In January 2004 in Iowa, an infamous murder-suicide took place. No, not a real one. This was of the political variety. In the final days of the Iowa caucus, Dick Gephardt launched a series of attack ads against Howard Dean. Dean–supposedly still the front-runner–responded in kind. The candidates finished a distant third and fourth. There is some truth and some myth to this theory, but the tale lives on.

Much the same thing happened in Virginia last night. From the get-go, Terry McAuliffe and Brian Moran viewed each other as their biggest obstacles to winning the Democratic primary for governor. In debates, radio ads and TV spots, Moran portrayed McAuliffe as a crony capitalist carpetbagger who vociferously campaigned against Barack Obama. McAuliffe tagged Moran as a hot-headed Richmond insider in the pocket of defense contractors and called his political consultant, Joe Trippi (long rivals from the Dean days), "an ass." McAuliffe claimed he was joking but neither Moran nor Trippi were much amused. The contest seemed oddly personal. The video below gives you a good example of the frequent absurdity of the race.

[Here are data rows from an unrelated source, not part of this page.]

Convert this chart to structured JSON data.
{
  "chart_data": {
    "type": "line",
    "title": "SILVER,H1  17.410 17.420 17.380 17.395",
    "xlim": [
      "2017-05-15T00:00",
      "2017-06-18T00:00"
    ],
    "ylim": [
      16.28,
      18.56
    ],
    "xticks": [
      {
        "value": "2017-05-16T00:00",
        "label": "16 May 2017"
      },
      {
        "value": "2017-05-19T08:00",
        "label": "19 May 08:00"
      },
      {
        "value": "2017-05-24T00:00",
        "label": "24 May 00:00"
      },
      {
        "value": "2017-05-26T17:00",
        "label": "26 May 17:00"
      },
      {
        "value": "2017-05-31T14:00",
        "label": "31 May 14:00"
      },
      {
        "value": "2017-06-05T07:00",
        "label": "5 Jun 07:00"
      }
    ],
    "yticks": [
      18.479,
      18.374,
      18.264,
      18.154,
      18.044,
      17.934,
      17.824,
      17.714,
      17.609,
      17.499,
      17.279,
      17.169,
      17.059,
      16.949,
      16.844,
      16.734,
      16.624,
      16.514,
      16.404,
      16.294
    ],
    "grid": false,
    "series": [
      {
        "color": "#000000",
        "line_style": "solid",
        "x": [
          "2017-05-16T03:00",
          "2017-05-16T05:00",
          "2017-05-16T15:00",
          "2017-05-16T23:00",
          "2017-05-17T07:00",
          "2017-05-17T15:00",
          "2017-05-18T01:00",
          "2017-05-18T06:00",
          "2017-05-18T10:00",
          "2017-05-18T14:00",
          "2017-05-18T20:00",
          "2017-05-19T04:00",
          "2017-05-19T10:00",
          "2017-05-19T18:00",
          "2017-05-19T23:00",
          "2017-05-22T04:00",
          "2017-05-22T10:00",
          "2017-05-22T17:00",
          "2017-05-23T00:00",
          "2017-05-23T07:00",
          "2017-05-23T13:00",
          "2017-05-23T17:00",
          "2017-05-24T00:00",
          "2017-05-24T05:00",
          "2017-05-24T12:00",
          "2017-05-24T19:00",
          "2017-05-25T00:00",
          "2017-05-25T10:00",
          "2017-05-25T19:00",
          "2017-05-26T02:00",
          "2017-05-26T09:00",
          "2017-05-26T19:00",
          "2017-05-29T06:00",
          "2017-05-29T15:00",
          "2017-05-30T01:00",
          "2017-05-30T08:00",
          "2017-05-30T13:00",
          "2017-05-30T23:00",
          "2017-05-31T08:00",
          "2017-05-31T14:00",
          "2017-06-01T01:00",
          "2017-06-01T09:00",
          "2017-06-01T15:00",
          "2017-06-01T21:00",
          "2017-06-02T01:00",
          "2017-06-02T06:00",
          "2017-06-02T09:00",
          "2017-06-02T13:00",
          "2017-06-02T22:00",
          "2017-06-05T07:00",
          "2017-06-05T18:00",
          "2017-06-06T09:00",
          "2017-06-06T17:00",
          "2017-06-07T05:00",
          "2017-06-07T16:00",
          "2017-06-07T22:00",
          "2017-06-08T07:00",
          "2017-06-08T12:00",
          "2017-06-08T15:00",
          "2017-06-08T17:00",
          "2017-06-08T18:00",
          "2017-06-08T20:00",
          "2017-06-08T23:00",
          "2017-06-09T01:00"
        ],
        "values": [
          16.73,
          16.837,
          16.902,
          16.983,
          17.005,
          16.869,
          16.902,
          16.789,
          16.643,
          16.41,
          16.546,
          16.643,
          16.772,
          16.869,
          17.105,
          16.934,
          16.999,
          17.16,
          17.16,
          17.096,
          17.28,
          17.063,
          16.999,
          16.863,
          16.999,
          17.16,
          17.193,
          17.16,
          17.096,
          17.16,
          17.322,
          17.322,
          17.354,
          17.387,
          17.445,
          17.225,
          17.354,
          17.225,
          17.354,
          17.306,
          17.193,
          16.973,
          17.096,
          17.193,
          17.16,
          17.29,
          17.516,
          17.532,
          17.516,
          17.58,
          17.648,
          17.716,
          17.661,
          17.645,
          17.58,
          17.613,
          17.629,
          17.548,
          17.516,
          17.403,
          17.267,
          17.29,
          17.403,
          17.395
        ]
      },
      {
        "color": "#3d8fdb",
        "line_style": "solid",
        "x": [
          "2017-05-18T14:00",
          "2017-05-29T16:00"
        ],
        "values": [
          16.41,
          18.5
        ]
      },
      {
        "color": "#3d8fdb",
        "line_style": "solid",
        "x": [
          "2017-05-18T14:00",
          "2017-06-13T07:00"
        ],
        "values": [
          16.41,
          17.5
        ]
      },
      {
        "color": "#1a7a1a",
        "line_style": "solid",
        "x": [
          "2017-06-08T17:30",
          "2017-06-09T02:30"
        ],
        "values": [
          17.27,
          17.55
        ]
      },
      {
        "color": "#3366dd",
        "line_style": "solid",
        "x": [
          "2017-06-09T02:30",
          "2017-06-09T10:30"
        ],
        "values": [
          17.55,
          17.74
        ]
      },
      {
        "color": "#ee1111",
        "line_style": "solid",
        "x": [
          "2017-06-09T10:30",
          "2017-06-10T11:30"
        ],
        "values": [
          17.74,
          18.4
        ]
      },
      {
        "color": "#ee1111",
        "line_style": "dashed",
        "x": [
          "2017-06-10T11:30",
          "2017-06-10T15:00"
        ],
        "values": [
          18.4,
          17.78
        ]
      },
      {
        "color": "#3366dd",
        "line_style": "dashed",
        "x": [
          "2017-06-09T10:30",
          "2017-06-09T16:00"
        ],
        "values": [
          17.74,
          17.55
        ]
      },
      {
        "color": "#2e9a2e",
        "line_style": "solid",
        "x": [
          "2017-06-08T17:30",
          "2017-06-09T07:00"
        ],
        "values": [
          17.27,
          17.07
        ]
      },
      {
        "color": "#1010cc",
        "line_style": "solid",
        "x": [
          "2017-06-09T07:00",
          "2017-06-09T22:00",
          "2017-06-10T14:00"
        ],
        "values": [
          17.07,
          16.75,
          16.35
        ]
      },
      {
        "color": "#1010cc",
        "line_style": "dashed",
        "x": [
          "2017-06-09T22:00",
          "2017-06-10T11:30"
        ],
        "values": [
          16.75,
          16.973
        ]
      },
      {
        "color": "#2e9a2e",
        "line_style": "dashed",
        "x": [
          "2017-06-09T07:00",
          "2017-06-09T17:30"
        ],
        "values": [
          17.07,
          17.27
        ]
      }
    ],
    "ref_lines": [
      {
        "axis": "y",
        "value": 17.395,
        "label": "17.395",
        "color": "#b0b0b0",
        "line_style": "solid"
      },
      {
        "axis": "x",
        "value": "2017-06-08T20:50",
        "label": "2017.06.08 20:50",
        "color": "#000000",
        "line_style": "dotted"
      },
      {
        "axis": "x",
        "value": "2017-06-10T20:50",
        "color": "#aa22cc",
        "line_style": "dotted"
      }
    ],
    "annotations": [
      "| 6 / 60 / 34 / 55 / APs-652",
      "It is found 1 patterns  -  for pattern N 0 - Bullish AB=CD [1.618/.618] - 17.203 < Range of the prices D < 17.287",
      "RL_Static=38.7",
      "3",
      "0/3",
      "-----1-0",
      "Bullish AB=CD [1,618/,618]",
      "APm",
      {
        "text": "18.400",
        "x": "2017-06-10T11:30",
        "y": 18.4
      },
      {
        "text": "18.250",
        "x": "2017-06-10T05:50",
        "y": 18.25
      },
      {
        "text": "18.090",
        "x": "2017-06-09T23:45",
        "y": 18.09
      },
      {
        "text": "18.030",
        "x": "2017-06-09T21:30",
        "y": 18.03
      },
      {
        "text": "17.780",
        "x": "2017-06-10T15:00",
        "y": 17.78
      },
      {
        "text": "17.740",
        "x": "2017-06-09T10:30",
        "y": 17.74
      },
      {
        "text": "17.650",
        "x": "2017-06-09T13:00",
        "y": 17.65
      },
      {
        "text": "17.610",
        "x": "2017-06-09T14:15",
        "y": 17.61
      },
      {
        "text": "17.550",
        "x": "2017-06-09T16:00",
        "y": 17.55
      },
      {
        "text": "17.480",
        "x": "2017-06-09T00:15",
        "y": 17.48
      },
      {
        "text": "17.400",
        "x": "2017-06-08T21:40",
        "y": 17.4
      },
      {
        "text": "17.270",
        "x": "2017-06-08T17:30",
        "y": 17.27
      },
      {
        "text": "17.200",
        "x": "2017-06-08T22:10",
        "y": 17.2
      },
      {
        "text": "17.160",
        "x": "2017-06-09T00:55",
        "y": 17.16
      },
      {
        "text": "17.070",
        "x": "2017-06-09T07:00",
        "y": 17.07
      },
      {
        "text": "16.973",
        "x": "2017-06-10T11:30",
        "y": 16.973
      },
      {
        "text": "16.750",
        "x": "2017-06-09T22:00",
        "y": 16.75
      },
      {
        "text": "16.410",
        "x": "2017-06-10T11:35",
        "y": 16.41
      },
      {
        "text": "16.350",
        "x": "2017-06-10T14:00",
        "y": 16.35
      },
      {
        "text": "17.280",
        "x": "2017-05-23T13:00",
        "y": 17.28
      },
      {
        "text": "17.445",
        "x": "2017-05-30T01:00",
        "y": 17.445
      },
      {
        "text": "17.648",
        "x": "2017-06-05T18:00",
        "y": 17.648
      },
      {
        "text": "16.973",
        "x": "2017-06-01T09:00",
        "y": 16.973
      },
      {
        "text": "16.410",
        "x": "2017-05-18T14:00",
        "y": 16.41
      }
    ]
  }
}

Voters got tired of the Moran-McAuliffe antics, which reeked of old politics, and rewarded the guy who stayed out of the fight, state senator Creigh Deeds. Mr. Anonymous benefited from being bland and likeable and shot up in the polls after receiving the Washington Post‘s surprise endorsement. McAuliffe and Moran both cratered, coming in at least twenty points behind.